La fédération des sociétés d'intérim Prism'emploi, de son côté, se défend d'encourager toute forme de dumping. « Ramené au salaire horaire, il n’existe pas d’écart significatif entre la rémunération d’un médecin hospitalier et celle d'un intérimaire », certifie Isabelle Eynaud-Chevalier, déléguée générale de Prism'emploi. Selon le député isérois Olivier Véran, le coût de l'intérim médical à l'hôpital s'élève à 500 millions d'euros par an. Les estimations de la direction générale de l'offre de soins (DGOS, ministère) pour l'année 2017 sont plus basses : 132 millions d'euros…  Si l'on exclut les recrutements de gré à gré. 

Marchés régionaux

Pour tuer définitivement les pratiques financières déviantes des médecins remplaçants, jugés « responsables en partie du déficit des petits hôpitaux périphériques » par la ministre, le gouvernement cherche toujours la panacée.
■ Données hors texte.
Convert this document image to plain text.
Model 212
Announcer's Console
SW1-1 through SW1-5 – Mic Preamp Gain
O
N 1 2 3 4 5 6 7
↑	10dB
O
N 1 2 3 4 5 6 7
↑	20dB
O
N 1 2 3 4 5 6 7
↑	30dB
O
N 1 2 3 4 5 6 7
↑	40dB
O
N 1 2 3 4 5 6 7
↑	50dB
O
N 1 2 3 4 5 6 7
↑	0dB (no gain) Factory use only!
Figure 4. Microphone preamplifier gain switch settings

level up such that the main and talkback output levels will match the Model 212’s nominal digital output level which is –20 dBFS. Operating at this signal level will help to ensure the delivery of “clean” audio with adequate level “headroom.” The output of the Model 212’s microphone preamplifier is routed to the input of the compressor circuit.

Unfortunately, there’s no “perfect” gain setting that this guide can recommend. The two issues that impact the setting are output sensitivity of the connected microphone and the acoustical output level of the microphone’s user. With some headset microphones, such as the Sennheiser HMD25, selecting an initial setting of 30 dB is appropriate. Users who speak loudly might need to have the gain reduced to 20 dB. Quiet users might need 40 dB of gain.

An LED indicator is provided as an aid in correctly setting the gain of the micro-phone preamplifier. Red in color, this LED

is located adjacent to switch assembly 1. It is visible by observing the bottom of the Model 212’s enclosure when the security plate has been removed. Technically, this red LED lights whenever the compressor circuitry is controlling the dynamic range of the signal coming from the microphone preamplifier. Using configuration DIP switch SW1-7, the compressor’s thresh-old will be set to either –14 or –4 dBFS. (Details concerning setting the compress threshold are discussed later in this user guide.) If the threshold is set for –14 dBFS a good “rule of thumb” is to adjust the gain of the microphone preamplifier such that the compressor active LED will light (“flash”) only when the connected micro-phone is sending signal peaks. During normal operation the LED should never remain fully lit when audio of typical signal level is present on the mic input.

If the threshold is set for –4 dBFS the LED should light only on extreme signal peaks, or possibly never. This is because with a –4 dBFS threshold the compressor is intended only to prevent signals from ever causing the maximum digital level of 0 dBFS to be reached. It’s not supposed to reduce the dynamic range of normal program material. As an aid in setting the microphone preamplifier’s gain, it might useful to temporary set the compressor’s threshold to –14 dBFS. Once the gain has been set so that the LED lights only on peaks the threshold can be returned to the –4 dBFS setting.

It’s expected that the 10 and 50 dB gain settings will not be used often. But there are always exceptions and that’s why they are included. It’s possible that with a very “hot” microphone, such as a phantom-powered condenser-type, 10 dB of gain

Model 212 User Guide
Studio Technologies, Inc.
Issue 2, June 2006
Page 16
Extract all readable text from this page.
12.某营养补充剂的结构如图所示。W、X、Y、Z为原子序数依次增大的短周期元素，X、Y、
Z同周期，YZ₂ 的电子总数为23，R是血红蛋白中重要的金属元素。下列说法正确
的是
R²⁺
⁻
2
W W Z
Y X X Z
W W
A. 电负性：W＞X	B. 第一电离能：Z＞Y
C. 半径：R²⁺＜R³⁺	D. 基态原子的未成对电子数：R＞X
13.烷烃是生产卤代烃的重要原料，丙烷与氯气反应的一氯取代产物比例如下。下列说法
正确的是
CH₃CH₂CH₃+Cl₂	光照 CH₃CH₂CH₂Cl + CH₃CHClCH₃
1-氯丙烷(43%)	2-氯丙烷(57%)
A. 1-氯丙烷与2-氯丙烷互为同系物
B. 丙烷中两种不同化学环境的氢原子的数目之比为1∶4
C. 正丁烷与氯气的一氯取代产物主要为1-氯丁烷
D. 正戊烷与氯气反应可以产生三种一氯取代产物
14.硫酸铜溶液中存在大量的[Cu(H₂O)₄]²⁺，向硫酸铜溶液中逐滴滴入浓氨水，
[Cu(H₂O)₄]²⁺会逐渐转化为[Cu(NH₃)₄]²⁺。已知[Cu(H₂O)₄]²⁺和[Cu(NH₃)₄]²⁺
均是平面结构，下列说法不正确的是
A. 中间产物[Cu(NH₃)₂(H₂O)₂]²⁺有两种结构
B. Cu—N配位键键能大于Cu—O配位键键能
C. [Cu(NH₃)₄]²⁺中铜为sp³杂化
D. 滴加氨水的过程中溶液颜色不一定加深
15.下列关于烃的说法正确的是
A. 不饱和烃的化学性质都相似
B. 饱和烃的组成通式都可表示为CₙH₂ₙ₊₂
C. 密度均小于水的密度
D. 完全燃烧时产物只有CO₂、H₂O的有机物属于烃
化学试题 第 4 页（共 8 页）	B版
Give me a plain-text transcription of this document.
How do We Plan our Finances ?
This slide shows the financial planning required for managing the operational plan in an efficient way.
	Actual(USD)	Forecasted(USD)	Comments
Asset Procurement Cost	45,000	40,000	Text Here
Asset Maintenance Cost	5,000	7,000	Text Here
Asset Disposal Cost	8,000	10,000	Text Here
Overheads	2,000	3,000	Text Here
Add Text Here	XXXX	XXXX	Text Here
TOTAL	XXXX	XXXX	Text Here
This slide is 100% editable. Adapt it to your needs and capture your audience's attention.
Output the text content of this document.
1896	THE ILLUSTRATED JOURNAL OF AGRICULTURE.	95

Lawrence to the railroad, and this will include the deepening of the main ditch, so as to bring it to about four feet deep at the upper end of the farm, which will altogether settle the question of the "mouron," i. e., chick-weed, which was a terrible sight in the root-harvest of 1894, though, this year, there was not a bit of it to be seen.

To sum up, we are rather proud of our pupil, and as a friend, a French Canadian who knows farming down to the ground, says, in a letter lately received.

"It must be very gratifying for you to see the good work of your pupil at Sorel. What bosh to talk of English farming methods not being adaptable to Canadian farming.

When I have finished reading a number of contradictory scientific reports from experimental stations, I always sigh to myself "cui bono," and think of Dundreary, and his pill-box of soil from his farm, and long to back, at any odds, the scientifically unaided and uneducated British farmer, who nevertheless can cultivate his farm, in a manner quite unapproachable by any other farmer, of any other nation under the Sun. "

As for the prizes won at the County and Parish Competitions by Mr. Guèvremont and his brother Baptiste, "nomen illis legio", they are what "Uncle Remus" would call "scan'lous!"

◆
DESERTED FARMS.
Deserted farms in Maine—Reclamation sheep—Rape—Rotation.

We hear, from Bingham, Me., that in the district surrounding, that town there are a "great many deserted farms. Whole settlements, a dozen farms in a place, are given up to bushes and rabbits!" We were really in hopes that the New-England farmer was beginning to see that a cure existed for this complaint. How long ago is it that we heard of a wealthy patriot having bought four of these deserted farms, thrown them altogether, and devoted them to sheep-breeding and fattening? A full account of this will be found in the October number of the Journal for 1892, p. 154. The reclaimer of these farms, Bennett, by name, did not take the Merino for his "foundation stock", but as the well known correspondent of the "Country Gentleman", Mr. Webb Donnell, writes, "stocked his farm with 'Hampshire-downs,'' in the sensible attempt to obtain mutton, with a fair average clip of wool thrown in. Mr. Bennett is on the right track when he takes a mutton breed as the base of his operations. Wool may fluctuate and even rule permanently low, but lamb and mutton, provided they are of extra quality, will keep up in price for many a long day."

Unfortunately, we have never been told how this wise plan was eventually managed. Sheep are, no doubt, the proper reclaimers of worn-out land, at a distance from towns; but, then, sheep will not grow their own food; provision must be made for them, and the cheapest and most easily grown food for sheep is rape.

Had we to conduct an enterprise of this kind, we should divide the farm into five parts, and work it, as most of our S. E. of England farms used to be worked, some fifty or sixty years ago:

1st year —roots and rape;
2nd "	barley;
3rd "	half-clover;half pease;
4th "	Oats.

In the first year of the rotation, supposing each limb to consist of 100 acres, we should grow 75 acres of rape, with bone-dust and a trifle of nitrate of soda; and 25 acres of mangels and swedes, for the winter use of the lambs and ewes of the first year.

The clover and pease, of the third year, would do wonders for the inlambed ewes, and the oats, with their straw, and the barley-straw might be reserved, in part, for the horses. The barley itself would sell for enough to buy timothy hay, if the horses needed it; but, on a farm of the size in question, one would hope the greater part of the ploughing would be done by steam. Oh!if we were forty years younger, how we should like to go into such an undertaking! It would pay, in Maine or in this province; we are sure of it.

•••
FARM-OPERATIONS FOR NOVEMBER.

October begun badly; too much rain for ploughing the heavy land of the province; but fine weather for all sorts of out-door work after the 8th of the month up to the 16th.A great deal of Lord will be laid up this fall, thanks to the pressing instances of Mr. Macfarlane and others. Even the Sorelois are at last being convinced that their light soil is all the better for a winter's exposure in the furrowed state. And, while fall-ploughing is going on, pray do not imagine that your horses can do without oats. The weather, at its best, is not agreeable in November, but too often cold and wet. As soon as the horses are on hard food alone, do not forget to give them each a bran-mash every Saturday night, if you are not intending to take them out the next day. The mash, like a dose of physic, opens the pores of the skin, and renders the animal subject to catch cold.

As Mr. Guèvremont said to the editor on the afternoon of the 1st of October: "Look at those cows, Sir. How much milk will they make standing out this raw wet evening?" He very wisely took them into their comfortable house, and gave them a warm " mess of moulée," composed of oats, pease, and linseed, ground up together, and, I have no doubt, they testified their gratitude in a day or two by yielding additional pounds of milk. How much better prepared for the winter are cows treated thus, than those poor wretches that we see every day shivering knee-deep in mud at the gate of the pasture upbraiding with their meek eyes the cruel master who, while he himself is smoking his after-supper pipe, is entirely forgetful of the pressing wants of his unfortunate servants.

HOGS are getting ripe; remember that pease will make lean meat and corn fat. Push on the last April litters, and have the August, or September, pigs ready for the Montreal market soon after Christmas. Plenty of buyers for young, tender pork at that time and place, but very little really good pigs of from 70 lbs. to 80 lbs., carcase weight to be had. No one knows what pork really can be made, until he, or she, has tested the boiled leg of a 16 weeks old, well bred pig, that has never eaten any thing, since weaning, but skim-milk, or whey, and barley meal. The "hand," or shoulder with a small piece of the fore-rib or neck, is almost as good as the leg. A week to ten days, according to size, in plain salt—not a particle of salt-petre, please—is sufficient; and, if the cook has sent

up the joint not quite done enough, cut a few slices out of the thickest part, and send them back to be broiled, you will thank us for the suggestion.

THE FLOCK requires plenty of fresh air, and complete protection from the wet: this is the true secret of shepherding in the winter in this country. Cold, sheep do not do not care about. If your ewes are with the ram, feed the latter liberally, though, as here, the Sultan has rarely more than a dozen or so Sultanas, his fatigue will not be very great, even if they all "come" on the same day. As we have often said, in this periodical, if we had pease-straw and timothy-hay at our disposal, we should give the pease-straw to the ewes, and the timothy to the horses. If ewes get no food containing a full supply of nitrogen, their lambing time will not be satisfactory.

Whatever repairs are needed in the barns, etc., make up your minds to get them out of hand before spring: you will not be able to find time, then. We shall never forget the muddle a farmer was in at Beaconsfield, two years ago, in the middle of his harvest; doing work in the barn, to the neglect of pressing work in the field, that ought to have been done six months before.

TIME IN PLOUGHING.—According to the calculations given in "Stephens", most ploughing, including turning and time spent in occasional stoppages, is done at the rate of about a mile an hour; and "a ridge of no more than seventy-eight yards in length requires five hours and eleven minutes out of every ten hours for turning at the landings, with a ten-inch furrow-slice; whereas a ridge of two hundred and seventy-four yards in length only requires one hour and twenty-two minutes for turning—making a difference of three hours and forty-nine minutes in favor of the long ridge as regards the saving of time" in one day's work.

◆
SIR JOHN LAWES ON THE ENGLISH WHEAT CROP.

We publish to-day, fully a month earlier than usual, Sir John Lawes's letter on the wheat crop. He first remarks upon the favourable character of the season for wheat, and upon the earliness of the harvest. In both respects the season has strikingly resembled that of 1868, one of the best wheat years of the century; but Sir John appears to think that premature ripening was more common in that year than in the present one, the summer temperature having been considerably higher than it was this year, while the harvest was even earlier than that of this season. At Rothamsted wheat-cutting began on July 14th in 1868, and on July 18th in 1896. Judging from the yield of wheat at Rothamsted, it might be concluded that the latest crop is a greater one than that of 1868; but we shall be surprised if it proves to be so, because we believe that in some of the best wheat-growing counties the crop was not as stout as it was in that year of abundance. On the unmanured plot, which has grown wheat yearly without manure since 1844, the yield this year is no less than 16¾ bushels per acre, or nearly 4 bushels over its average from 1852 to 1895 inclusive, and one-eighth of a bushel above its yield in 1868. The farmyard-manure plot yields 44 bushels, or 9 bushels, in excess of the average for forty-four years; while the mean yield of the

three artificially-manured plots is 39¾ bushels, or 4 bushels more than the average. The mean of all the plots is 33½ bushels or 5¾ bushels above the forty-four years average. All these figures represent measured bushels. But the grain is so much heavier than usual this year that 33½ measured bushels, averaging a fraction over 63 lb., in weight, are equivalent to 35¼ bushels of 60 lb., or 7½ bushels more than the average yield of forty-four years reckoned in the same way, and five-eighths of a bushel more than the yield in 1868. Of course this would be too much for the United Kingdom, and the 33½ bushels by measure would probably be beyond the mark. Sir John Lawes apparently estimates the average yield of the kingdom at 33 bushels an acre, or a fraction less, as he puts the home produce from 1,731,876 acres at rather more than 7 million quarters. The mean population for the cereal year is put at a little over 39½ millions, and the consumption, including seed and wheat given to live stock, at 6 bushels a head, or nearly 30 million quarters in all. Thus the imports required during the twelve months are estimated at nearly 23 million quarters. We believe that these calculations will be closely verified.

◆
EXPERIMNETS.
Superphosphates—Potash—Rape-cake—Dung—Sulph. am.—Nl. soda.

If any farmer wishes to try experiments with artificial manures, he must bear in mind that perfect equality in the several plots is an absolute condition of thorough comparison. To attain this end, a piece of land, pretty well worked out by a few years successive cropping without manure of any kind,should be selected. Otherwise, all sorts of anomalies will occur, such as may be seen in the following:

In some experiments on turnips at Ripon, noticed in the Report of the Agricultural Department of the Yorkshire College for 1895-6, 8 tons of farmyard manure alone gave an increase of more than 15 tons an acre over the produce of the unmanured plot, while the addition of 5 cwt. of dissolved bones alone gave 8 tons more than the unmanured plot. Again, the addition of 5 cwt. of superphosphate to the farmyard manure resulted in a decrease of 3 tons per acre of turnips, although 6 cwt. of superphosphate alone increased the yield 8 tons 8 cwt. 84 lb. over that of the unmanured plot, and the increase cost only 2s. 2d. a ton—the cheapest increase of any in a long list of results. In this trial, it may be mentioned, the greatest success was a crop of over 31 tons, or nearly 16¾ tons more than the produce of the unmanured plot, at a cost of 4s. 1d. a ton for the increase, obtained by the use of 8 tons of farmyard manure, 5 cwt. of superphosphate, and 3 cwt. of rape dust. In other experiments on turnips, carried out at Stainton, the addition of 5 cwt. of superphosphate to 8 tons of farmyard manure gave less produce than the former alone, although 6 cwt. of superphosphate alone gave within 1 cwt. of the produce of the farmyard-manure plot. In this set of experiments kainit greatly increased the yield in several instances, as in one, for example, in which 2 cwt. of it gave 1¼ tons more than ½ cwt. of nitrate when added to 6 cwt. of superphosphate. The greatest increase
Agnès Buzyn compte sur la facilitation du recours encadré aux praticiens contractuels, mesure prévue dans sa loi de santé en passe d'être votée au Parlement. « Nous proposons que l’ordonnance remplace le recours permanent aux intérimaires par des personnes ayant signé un contrat avec l’hôpital et qui assureront une présence pérenne », a-t-elle argumenté devant l'Assemblée.

À plus long terme, la DGOS voit dans la suppression du numerus clausus et la régulation de la situation des praticiens à diplôme hors union européenne (PADHUE) comme autant de renforts pour damer le pion des intérimaires.

Sur le terrain, la FHF n'a pas attendu la loi pour agir. Celle-ci expérimente le déploiement de « marchés régionaux de l'intérim ». En Bretagne, il s'agit d'un accord-cadre signé entre les huit GHT du territoire pour fixer le prix de l'intérim sur la base du décret de 2018 en plus d'orientations en termes de prise en charge de frais de déplacement, d'hébergement mais également de pénalités en cas de carence. Les Pays de la Loire envisagent de recourir à un dispositif similaire. « Au lieu de faire huit marchés différents qui mettent en concurrence les territoires, on en fait un seul », indique Nathalie Conan-Mathieu, déléguée régionale permanente de la FHF en Bretagne. « Ce n'est qu'en groupe qu'on pourra peser face aux intérimaires », conclut-elle.